Volunteer logistics whizzes race to aid Brazil storm victims

Volunteer logistics whizzes race to aid Brazil storm victims
Volunteer logistics whizzes race to aid Brazil storm victims

Clothing donations have flooded into Brazil's disaster zone, but underwear is in short supply. Enter the volunteer logistics masterminds racing to find out what those left homeless by this week's deadly storms actually need -- and get it to them.

Tuesday's torrential rains and the deadly floods and landslides they triggered have turned the scenic mountain city of Petropolis into what numerous officials, including President Jair Bolsonaro, describe as a "war zone."

Teams of rescue workers are knee-deep in mud and rubble searching for landslide victims, anguished families sobbing for their lost loved ones are an all-too-common sight, and the mangled remains of cars washed away in flash floods are strewn around the city.

Residents like lawyer Daniel Vasconcellos have responded by setting up overnight charities resembling wartime supply operations.

When Vasconcellos and his law partner, Bernardo da Silva Oliveira, saw that authorities and established charities were not getting their neighbours the help they needed, they turned their offices into the headquarters of a massive aid effort.

Outside their offices in the hard-hit neighbourhood of Chacara Flora, a long human chain passes packages of bottled water from hand to hand at rapid speed.

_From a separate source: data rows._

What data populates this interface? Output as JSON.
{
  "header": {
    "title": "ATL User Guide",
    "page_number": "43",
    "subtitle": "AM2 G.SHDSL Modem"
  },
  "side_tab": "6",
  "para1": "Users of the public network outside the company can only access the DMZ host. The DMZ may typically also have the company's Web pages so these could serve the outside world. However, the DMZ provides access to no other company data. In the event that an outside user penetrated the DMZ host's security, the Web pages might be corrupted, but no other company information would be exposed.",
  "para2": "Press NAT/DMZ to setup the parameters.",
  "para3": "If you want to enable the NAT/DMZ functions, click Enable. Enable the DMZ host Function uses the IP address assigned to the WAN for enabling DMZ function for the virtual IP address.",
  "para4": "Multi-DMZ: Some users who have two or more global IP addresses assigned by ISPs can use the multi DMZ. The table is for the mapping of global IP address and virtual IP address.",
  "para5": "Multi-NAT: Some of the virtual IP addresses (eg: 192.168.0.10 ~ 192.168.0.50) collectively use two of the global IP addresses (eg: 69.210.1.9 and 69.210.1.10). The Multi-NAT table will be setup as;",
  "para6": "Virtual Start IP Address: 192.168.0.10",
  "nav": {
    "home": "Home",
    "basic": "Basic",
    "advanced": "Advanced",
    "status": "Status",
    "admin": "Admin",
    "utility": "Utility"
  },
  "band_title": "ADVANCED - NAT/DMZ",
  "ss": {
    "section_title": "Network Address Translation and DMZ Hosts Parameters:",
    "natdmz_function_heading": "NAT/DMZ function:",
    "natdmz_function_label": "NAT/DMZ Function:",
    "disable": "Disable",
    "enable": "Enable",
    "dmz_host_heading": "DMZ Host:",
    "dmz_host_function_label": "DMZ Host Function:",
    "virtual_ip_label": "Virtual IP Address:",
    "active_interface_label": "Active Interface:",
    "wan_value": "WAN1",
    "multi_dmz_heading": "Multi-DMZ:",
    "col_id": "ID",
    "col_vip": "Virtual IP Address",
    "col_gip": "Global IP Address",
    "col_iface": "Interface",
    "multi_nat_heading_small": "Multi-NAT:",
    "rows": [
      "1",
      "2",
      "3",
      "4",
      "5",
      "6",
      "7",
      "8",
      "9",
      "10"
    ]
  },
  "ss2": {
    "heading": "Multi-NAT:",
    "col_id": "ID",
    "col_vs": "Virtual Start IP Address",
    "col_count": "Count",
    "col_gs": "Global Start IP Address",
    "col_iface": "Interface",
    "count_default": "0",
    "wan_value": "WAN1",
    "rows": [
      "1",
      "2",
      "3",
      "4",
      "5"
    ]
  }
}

Inside, the floor is stacked high with clothing, food, hygiene products, diapers and myriad other necessities for people who lost everything.

"When the landslides hit, we and a lot of others rushed to help people trapped in the mud and rubble," says Vasconcellos, 28.

But once rescue workers and the army arrived at the scene, "we saw people needed another kind of help," he said.

Donations started pouring in from all around Brazil as news of the tragedy spread. But he and Oliveira saw a gap between what people were getting and what they needed.

"The official donation centres are full, but sometimes they're not getting to the people up there in hillside neighbourhoods who are waiting for a family member's body to be found," says Vasconcellos.